Washington - The banking union being gradually assembled for the fragile eurozone economy must go beyond the planned centralized regulator and resolution process for failing banks, a US Treasury senior official said Friday in Washington.
To fully restore confidence in Europe's financial institutions, the banking union must further establish a capacity to recapitalise banks and forge credible deposit insurance, the Treasury official told reporters on condition of anonymity.
Those measures would require "significant" sharing of risk and cost among the eurozone's member countries. US Treasury Secretary Jack Lew is expected to discuss Washington's perspectives on the eurozone's long-running financial crisis during a transatlantic trip next week
He was scheduled to leave Monday evening from Washington for meetings Tuesday in Paris with President Francois Hollande and other French officials. Lew was expected early Wednesday in Berlin for talks with German Finance Minister Wolfgang Schaeuble, before Continuing later Wednesday to Lisbon to meet with Portuguese officials ahead of his return to Washington.

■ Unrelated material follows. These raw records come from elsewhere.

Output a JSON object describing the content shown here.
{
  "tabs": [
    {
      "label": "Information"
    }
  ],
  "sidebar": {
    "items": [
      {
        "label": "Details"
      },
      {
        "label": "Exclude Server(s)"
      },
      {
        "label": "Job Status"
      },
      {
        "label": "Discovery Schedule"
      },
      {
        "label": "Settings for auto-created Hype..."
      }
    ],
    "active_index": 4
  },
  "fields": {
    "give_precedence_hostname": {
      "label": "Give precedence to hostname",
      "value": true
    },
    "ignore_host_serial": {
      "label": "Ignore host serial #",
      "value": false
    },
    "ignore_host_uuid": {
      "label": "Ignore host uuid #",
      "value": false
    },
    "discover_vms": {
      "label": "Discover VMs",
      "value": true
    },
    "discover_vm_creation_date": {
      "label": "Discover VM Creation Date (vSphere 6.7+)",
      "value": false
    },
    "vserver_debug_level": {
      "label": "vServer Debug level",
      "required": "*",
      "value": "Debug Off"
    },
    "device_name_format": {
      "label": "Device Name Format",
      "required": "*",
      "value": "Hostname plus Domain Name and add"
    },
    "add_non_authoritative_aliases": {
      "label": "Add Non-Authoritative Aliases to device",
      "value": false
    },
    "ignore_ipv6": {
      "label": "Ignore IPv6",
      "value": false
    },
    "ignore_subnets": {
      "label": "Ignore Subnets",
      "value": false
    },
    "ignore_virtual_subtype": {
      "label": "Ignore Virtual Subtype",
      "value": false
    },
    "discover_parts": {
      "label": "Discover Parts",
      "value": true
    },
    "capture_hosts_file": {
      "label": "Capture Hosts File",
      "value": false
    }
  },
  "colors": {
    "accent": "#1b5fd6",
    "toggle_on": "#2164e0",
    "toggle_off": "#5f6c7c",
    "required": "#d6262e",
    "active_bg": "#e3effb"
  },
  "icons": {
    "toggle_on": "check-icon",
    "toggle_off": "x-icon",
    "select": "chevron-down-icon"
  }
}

EU leaders and the European Parliament are at odds over how to wind down troubled banks. Bank resolution procedures are one pillar of the planned eurozone banking union. US urging for the eurozone to spread risks and costs is at odds with officials in Germany, the EU's largest economy, where the bailouts for troubled members of the currency zone have stoked political opposition to further sharing economic burdens from highly indebted countries.
Lew is expected to discuss the priorities for a eurozone banking union along with broader interests in boosting global growth and stability, the Treasury official said. Trade talks between the US and the European Union on forging the world's largest free-trade zone also are on the agenda.